Low Quality Growth

Last Friday’s jobs report showed nonfarm payrolls up 216,000 in December, beating the consensus expected 175,000. Many are arguing that this was a huge number proving that the economy is not going into recession.  But digging deeper into the data brings some doubt.  In fact, it looks like the US is seeing low quality growth.

For example, yes, nonfarm payrolls came in better than expected in December, but not after adjusting for downward revisions of 71,000 to prior months.  These downward revisions have now happened in ten out of the eleven past months.  Over the past three months, private payrolls have increased a moderate 115,000 per month, tying for the slowest three-month pace of job gains since the COVID reopening started back in 2020.

What’s more, average hours worked by employees also fell by 0.2% in December.  Despite more workers, we worked less in December than we did the month before, which is a headwind to growth.  Losing 0.2% total hours of work is the equivalent to losing 228,000 jobs.

More importantly, the kind of jobs being added are of lower quality than we want.  In 2023, nearly half of all jobs added were in the government and health care (which is heavily funded by government). Compare this to 2015 - 2019 (before COVID) when these two sectors accounted for a fifth of new jobs added.

Where else is the quality of growth low?  Construction.  Many people are talking about onshoring as manufacturing comes back to the US.  Manufacturing facility construction is up 59.1% from a year ago and up 123.5% from two years ago.  But this isn’t all private money.  The government is funding many new projects, with the CHIPS Act and Inflation Reduction Act, artificially boosting spending in areas like manufacturing construction.  But this deficit spending can’t last forever.

Real (inflation-adjusted) government purchases, which feed directly into the GDP numbers, are up 4.8% in the past year versus an average of 1.0% in the past twenty years.  Meanwhile, recent government programs have been structured to multiply private-sector investment in politically-favored sectors, like “clean energy.”  That, in turn, helped prop up economic performance last year – pushing out a recession that had looked likely to arrive at some point in 2023.  But it’s low-quality growth that comes at a price. In order to spend on government favored projects, we must tax profitable entities in other areas.  This redistribution does not add to growth, it just shifts it from one sector to another.

In fiscal year 2023, the U.S. government spent over $6.1 trillion dollars and ran a budget deficit of nearly $1.7 trillion dollars. That is fiscal madness. And it understates the true spending because the government was credited with a $333 billion “negative outlay” when the Supreme Court struck down President Biden’s plan to forgive student loans. Strip that out, and government spending in fiscal year 2023 represented roughly 24.0% of GDP. An incredibly high number for peacetime, especially for an economy that wasn’t in recession and had an unemployment rate below 4.0%.

It's only a matter of time before low quality growth stalls out.  There are consequences to taking short term gains rather than fixing structural problems. Just ask California, Illinois, or New York.
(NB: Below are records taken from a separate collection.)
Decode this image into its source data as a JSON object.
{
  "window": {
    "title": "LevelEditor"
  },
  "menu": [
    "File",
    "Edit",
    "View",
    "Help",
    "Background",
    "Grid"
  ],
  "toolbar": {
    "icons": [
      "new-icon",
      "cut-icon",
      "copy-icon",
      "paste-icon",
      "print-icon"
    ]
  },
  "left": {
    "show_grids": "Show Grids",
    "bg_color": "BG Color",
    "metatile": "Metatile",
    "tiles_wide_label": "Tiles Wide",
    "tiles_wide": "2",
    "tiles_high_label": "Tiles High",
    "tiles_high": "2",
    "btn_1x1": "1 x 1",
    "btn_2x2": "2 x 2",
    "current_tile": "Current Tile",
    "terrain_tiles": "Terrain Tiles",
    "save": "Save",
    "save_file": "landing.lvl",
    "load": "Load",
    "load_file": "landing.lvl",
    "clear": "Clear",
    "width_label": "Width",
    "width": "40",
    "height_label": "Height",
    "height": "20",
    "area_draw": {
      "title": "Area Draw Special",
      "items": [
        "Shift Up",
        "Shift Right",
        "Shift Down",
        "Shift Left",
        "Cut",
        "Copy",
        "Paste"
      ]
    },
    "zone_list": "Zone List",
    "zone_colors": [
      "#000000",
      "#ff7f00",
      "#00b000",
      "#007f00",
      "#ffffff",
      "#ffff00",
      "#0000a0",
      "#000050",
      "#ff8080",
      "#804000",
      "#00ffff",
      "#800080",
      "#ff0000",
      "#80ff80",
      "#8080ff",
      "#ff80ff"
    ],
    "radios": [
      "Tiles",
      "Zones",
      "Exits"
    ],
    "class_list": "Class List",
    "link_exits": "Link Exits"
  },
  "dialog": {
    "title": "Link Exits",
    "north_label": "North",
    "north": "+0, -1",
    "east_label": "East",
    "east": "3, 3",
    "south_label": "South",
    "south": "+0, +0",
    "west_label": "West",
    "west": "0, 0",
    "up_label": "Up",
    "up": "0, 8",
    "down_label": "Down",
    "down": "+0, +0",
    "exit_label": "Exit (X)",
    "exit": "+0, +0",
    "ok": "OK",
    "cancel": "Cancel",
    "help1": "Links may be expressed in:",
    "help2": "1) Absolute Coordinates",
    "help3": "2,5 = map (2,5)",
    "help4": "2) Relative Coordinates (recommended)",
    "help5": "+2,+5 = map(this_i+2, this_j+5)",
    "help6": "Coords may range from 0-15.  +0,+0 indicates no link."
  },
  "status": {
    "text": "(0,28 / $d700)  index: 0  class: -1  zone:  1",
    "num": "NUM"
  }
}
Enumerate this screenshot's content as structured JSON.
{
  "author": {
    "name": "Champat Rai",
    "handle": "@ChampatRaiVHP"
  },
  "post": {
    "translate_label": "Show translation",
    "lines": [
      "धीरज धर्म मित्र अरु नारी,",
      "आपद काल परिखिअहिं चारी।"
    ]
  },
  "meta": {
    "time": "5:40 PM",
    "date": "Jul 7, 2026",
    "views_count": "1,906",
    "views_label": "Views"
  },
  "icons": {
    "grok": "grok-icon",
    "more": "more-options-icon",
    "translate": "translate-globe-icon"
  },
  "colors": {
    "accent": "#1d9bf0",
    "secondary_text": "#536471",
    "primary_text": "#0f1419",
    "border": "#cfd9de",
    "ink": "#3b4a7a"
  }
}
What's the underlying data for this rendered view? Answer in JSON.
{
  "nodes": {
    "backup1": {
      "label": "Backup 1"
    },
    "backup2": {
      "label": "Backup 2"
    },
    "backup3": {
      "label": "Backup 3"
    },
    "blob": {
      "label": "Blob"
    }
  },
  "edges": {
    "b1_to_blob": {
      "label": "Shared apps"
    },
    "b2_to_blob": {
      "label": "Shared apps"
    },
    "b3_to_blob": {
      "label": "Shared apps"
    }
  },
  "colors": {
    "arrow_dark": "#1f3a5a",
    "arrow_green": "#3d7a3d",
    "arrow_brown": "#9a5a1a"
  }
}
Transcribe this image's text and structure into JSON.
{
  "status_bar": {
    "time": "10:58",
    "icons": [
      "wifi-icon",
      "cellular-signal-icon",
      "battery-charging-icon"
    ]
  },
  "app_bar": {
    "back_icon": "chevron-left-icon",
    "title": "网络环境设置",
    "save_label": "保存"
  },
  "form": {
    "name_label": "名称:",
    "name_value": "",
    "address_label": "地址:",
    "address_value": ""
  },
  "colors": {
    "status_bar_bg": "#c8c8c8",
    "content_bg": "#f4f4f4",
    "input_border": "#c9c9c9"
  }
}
In the meantime, the Federal Reserve is tasked with navigating treacherous terrain.  Inflation is moderating but is still too high. The Fed’s choice to move from a scarce reserve system to a system of abundant reserves makes battling inflation that much tougher.  And they are navigating with blinders on, willfully ignoring changes to the M2 money supply, down 3.0% in the past year.

We haven’t lost faith in the U.S. economy. Far from it. But we need to take an honest view on the sustainability of the current growth. For the sake of future progress, the government needs to stop digging the hole deeper and face issues head on.  We will never beat China by trying to be like China.  Government can never create wealth in the long run.